Le recours aux torrents ajoute une couche de risque juridique, car le protocole BitTorrent peut téléverser des fragments de fichier vers d’autres utilisateurs pendant le téléchargement. Un point crucial ici. Les éditeurs estiment que l’activité en cause relève à la fois de l’acquisition et de la mise à disposition de copies non autorisées, ce qui élargit le litige au‑delà de la seule question de l’usage des œuvres dans l’entraînement de Claude.
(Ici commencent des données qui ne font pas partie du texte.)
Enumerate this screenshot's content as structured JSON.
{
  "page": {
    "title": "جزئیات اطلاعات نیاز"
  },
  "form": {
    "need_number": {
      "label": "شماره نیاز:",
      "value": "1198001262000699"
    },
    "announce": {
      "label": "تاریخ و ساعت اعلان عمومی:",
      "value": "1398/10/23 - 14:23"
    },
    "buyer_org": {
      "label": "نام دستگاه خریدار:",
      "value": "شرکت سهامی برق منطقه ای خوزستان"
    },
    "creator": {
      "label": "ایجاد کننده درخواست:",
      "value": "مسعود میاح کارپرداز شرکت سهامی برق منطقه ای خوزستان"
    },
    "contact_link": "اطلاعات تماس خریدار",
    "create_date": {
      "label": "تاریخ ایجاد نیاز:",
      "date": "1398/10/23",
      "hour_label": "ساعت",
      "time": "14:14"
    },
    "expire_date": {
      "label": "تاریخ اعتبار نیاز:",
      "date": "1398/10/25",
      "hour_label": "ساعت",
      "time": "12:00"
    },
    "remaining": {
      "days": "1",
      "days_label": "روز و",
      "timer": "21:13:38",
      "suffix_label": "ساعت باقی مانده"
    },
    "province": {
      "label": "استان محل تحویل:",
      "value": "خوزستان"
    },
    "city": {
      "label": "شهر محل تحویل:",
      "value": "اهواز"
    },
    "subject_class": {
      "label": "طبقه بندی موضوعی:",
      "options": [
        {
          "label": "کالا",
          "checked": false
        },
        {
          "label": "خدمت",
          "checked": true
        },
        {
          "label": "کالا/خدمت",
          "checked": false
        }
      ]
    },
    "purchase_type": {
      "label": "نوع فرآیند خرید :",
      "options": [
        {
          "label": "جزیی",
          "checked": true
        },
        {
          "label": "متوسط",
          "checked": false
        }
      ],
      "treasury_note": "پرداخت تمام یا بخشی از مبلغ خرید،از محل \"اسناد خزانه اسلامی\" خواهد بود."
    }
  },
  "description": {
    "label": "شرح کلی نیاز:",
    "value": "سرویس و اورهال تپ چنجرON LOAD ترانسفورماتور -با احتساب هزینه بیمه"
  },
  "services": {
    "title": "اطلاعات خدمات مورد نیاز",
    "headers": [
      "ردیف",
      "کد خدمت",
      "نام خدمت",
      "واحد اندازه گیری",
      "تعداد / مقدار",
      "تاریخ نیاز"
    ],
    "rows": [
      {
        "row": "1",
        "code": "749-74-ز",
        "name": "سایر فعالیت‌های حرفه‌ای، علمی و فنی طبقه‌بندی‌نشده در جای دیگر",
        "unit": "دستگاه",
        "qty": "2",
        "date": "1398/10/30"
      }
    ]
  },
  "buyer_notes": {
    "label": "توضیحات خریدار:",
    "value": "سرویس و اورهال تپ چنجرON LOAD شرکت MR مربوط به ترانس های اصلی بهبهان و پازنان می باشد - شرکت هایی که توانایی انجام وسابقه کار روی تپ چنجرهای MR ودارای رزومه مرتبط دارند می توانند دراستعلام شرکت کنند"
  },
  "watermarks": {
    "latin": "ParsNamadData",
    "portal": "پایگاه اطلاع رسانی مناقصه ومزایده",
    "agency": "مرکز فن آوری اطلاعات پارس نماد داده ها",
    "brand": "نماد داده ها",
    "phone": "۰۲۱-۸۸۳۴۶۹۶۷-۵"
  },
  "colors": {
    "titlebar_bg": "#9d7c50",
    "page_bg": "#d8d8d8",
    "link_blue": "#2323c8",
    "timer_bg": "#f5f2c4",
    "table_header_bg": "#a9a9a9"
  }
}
Une précédente décision fédérale impliquant Anthropic avait déjà opéré une distinction entre livres acquis légalement et copies piratées.
Le juge avait estimé que l’achat d’ouvrages imprimés, leur numérisation puis leur utilisation pour l’entraînement d’une IA pouvait, dans certains cas, relever du « fair use », tout en qualifiant les téléchargements depuis des bibliothèques pirates de « piraterie pure et simple, mais à très grande échelle ». Cette ligne de démarcation revient aujourd’hui au centre du débat.
Anthropic avait aussi obtenu une première décision favorable dans un autre dossier relatif aux paroles de chansons, déposé en 2023, lorsqu’un juge avait refusé de suspendre l’entraînement de Claude après que l’entreprise se fut engagée à maintenir des garde‑fous sur les sorties du modèle. Depuis, les contentieux autour du droit d’auteur visant Anthropic se concentrent de plus en plus sur la source des données d’entraînement, d’abord les livres, et désormais les catalogues d’éditeurs musicaux.